Allah yaratmış olduğu kullarına kendisine iman
ettikten sonra salih amel işlemeyi emretmiştir. Salih amel işlemenin en çok
tavsiye edilenlerden biri de kişinin sahip olduğu mallardan başkalarının
istifade etmesini sağlamaktır. Zira insanlar mal mülk sahibi olma
konusunda eşit değildirler. Çalışarak zengin olmak mümkündür, ama bu her zaman
geçerli değildir. İnsanoğlu bir anda sahip olduğu bütün servetini
kaybedebilir. Yani her an başkasına muhtaç duruma düşebilir. İslamiyet bu
durumlarda başkalarına yardım etmeyi emretmiş ve bu durum ; zekat, fitre,
sadaka gibi kavramlarda ifade edilmiştir. Bu yardım kurumları İslam’daki
asgari yardım durumlarını ifade etmek için kullanılmıştır.

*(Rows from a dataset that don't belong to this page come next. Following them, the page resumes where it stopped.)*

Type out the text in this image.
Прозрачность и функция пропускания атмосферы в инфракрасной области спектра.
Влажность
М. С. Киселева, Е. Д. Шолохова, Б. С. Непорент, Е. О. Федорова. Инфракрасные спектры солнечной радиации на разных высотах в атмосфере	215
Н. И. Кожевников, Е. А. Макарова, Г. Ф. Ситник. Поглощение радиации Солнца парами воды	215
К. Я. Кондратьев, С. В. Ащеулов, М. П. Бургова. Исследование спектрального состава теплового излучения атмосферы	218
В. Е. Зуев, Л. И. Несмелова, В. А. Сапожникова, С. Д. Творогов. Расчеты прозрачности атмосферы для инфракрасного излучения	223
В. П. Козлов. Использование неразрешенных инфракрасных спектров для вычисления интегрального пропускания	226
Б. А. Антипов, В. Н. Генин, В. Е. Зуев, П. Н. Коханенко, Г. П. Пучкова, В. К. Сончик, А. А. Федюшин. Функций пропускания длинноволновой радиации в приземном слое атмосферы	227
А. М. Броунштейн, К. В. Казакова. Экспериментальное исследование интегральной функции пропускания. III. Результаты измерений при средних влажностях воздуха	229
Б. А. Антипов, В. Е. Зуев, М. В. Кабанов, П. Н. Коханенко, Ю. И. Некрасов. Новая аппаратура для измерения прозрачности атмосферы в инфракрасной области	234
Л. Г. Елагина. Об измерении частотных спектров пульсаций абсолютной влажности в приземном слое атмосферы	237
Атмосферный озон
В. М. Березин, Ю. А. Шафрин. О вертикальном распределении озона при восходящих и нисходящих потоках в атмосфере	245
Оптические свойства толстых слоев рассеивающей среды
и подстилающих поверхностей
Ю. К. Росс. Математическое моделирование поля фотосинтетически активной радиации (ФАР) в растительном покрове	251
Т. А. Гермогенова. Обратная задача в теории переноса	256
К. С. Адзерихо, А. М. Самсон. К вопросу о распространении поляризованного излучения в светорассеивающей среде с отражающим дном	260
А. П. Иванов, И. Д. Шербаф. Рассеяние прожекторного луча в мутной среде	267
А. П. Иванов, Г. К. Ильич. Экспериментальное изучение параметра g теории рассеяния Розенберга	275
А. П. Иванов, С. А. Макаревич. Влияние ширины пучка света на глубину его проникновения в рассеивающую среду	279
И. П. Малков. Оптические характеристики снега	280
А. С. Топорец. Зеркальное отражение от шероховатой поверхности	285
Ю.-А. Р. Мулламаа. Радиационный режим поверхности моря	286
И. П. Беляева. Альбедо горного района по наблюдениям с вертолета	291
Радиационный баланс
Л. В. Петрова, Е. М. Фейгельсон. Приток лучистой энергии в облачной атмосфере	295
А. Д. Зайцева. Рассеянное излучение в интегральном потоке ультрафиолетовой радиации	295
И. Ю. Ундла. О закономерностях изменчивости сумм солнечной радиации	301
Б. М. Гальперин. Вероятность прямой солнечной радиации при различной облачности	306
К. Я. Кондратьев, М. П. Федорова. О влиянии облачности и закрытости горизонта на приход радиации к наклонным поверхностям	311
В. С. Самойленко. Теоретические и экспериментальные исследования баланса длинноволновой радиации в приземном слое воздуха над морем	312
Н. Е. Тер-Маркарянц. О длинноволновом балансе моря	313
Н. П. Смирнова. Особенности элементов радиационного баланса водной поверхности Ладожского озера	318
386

Kur’an’da hayır işlemek ve insanlara faydalı olmakla
ilgili bazı ayetler Şunlardır:
‘’ Sevdiğiniz şeylerden Allah yolunda Harcamadıkça
iyiliğe asla erişemezsiniz. Her ne harcarsanız Allah onu bilir.’’ (Al-i imran
Suresi,92.)
‘’İyilik ve takva (Allah’a karşı gelmekten sakınma)
üzere yardımlaşın. Ama günah ve düşmanlık üzere yardımlaşmayın. Allah’a karşı
gelmekten sakının. Çünkü Allah’ın cezası çok şiddetlidir.’’( Maide suresi 2.)
Fetih ve Gazalarla Gelişimini tamamlayan Osmanlı Devleti Bir taraftan da Şehri İmar
etmesi gerekiyordu. Bunun için en önem verdiği müessese Şüphesiz vakıflardı.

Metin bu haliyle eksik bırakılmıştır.